Partial Derivatives Plot: plots the partial derivative of the model with respect to each parameter as a function of the x variable. If f(x; a, b, c) is the model as a function of x, based on parameters a, b, and c, then df(x; a, b, c)/da, df(x; a, b, c)/db, df(x; a, b, c)/dc are plotted versus x. Each derivative is evaluated at the final parameter estimates.
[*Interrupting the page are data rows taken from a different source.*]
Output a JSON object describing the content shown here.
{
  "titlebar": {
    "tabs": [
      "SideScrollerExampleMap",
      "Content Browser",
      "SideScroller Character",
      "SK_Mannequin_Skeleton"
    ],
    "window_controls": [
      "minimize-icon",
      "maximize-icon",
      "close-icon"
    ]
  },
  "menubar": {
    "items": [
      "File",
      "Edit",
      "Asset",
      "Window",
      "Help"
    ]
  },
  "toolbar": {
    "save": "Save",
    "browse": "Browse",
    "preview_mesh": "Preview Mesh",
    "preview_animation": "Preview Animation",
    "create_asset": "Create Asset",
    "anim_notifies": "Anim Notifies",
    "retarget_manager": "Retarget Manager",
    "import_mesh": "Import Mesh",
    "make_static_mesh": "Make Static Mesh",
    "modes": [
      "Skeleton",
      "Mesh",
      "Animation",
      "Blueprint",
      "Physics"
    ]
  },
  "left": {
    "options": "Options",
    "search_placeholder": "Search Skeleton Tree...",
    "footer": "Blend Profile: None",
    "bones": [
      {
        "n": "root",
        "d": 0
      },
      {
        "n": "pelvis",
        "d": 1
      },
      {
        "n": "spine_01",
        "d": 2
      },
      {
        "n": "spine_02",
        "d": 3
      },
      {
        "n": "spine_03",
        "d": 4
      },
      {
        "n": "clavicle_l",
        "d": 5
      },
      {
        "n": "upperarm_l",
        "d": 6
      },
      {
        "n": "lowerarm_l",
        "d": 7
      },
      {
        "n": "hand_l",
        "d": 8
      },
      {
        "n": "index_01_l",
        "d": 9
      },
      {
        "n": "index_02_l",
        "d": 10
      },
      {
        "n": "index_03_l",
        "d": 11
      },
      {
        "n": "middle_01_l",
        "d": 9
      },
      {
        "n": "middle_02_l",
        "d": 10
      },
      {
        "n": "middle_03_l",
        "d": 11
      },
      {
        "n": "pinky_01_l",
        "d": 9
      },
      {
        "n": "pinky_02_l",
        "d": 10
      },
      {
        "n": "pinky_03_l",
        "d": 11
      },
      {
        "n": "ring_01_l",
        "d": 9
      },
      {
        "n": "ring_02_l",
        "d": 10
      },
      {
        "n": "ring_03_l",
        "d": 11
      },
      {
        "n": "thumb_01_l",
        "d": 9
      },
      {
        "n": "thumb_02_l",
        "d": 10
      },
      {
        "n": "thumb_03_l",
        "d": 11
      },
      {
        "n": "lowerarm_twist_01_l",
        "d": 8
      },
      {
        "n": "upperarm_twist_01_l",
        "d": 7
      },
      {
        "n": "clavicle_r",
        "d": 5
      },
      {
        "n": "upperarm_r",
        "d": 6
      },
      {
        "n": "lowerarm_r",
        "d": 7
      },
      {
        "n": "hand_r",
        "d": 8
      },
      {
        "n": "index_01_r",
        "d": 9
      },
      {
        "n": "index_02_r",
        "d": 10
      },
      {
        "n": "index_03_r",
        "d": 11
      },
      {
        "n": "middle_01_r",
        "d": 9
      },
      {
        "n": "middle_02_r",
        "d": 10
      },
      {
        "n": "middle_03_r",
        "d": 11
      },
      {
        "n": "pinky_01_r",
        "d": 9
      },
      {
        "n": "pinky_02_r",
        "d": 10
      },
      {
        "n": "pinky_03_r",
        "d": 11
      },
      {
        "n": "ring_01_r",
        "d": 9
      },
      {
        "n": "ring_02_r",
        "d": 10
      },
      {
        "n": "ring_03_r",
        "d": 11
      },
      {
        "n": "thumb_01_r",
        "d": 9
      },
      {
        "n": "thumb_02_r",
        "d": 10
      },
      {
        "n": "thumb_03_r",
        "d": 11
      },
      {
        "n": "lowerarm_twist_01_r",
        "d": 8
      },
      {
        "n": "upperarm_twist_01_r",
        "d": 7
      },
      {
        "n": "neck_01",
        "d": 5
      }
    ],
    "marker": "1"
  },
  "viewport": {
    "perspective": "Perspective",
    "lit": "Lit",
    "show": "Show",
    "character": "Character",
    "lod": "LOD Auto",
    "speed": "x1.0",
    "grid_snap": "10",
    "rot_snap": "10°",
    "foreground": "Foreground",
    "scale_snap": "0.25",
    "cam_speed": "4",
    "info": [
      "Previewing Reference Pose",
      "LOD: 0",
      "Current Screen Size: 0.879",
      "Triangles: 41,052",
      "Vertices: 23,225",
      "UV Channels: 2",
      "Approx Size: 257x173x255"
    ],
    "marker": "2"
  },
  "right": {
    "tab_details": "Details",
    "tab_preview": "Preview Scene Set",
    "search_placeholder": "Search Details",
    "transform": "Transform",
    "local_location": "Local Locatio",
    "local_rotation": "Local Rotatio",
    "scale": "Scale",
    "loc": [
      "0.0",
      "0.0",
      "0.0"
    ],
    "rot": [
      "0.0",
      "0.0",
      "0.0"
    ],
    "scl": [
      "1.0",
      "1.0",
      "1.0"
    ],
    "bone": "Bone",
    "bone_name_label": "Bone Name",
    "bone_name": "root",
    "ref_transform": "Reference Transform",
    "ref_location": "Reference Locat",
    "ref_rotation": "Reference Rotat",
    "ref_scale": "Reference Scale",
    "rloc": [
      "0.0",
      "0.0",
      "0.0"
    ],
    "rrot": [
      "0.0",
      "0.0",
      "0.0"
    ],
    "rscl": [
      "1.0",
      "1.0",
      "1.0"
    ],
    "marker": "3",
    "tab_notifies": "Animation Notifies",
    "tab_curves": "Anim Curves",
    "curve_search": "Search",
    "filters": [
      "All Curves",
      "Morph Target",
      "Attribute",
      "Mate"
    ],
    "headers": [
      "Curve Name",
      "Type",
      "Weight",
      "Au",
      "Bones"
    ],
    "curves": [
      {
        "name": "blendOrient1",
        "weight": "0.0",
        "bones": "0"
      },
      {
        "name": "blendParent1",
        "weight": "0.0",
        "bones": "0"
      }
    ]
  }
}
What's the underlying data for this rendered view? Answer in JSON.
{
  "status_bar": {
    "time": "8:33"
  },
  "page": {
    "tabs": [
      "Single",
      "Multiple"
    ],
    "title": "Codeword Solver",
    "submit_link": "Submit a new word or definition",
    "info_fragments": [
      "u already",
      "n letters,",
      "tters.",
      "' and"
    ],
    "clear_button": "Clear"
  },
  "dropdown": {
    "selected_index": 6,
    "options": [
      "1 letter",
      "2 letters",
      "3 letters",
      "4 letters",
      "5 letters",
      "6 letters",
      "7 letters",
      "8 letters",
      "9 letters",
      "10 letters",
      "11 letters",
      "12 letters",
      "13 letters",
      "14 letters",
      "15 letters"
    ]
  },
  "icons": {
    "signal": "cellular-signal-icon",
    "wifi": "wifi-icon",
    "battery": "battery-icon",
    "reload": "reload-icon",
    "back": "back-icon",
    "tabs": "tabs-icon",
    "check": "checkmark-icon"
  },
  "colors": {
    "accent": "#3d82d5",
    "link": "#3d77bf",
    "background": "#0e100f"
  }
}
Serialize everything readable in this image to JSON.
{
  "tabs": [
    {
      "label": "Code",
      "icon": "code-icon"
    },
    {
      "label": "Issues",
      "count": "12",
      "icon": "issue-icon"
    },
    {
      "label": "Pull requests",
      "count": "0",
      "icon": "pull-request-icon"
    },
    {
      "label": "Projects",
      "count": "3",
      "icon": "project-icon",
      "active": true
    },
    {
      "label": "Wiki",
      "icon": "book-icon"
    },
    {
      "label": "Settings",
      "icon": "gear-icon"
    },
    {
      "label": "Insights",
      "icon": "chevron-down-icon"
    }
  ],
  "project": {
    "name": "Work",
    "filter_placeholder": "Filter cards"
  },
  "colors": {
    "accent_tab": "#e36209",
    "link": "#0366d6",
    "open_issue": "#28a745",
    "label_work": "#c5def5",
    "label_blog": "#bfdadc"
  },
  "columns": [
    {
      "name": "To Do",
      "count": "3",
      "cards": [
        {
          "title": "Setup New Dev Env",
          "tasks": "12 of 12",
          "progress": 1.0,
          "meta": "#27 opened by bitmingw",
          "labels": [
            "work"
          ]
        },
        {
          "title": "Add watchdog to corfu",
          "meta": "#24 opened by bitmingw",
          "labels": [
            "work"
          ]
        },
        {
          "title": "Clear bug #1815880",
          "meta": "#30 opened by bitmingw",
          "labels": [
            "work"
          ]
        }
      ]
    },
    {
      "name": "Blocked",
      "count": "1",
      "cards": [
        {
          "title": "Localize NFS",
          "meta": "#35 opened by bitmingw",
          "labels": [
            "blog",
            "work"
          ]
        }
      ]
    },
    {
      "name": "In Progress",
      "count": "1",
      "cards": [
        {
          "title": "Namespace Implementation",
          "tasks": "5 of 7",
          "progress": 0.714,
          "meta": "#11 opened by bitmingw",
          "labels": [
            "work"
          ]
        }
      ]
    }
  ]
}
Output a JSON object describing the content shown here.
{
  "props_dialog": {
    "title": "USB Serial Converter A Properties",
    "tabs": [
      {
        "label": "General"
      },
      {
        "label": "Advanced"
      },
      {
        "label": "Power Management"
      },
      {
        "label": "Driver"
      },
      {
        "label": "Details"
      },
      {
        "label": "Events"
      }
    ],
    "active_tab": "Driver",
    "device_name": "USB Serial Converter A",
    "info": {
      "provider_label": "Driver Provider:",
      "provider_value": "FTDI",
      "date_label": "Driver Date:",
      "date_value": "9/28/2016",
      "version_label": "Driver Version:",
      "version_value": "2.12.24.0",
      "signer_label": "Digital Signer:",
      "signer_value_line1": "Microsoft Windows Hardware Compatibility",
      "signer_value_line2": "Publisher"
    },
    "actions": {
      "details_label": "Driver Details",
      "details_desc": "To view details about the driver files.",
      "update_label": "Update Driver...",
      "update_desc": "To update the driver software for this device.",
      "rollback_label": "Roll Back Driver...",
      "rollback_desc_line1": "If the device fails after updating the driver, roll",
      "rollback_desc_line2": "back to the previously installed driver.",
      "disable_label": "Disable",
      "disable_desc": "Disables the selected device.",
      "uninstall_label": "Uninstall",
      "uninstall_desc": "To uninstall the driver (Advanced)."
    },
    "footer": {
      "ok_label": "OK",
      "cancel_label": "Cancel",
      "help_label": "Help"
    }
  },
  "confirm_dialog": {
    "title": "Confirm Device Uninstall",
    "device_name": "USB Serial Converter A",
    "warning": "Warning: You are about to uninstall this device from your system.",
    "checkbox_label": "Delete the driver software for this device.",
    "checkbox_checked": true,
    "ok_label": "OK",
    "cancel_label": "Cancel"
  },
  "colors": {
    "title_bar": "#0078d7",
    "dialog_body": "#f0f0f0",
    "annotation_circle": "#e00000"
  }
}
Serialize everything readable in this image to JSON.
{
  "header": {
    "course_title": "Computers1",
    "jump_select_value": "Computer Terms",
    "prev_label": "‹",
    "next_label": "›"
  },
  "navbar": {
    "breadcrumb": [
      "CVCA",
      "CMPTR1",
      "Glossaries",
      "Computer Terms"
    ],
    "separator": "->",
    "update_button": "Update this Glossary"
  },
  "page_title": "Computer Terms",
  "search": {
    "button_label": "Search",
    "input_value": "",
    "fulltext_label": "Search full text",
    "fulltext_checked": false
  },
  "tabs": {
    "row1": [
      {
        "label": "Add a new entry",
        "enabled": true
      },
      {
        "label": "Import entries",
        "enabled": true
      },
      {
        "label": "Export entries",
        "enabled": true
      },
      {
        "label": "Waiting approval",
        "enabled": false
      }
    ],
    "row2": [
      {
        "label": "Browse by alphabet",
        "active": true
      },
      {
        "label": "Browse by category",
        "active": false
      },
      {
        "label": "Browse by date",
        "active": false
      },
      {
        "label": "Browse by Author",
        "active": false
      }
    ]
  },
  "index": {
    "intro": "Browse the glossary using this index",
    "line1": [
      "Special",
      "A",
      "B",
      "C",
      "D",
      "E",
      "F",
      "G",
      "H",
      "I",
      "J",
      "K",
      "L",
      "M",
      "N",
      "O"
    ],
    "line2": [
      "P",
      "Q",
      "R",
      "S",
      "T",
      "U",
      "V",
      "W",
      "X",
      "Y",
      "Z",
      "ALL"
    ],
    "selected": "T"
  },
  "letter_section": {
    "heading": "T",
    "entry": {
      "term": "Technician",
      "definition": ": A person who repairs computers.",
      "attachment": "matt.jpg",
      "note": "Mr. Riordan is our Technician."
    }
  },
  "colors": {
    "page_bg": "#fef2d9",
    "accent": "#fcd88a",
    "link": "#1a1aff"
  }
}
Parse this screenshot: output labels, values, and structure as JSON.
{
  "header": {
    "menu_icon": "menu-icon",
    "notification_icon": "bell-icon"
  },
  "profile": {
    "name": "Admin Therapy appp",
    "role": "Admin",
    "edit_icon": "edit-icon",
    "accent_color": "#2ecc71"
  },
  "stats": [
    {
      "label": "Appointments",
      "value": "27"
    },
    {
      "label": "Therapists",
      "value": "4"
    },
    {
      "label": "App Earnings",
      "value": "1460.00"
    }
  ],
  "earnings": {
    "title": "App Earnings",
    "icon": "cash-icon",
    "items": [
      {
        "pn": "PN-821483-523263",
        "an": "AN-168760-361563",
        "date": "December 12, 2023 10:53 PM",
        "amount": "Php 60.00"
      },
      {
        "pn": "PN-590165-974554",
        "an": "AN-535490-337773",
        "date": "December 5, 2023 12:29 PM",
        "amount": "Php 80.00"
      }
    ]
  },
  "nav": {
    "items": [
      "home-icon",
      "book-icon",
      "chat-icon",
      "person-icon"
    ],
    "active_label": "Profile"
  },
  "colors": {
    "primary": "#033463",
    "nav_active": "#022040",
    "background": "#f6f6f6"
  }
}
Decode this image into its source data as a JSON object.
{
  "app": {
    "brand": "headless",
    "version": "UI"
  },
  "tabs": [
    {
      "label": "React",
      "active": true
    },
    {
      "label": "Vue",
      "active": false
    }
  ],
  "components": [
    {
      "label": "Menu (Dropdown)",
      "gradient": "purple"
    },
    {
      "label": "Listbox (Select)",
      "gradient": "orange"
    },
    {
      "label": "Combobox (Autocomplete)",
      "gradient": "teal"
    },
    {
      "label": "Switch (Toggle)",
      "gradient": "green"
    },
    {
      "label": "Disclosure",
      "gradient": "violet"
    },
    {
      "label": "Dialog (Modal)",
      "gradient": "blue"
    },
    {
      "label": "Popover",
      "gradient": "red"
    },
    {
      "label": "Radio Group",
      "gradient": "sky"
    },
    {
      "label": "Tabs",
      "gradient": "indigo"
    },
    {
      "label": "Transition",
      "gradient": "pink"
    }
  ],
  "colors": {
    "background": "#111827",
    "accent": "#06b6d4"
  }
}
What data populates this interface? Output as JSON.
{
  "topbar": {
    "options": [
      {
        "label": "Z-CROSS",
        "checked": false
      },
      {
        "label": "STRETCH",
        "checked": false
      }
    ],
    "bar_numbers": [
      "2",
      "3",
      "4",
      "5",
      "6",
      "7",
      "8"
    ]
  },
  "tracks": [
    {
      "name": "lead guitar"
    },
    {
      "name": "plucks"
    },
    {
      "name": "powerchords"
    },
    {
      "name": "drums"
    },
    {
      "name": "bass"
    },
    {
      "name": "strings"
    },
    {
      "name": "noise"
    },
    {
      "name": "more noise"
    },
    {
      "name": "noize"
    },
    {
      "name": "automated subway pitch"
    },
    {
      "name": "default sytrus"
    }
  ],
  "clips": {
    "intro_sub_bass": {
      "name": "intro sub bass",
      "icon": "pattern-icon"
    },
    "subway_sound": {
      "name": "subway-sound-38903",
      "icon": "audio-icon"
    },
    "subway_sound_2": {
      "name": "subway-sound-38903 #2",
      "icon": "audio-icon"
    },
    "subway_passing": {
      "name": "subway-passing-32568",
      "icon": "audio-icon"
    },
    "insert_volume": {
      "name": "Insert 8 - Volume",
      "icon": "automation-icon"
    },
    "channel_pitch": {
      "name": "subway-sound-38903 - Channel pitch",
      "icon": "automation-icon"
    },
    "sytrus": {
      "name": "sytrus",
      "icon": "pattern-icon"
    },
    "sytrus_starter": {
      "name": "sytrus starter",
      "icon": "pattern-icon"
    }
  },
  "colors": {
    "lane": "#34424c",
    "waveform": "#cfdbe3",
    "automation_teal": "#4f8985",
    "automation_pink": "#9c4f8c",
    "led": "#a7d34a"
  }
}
Data taken at larger partial derivatives are more influential than those taken at smaller partial derivatives for the parameter of interest.

Predicted Y vs Observed Y: plots weighted Y against observed Y. Scatter should lie close to the 45 degree line.

Residual Y vs Predicted Y: used to assess whether error distribution is appropriately modeled throughout the range of the data.

Residual Y vs X: used to assess whether error distribution is appropriately modeled across the range of the X variable.

Weighted Predicted Y vs Observed Y: plots weighted predicted Y against observed Y. Scatter should lie close to the 45 degree line; only produced if a non-Uniform weighting scheme is used.
Weighted Residual Y vs Observed Y: used to assess whether error distribution is appropriately modeled across the range of the observed Y variable; only produced if a non-Uniform weighting scheme is used.
Weighted Residual Y vs Predicted Y: used to assess whether error distribution is appropriately modeled across the range of the predicted variable; only produced if a non-Uniform weighting scheme is used.
Weighted Residual Y vs Weighted Predicted Y: used to assess whether error distribution is appropriately modeled throughout the range of the data; only produced if a non-Uniform weighting scheme is used.
Weighted Residual Y vs X: used to assess whether error distribution is appropriately modeled across the range of the X variable; only produced if a non-Uniform weighting scheme is used.

Users can double-click any plot in the Results tab to edit it. (See the “Plot Options tab” description for editing options.)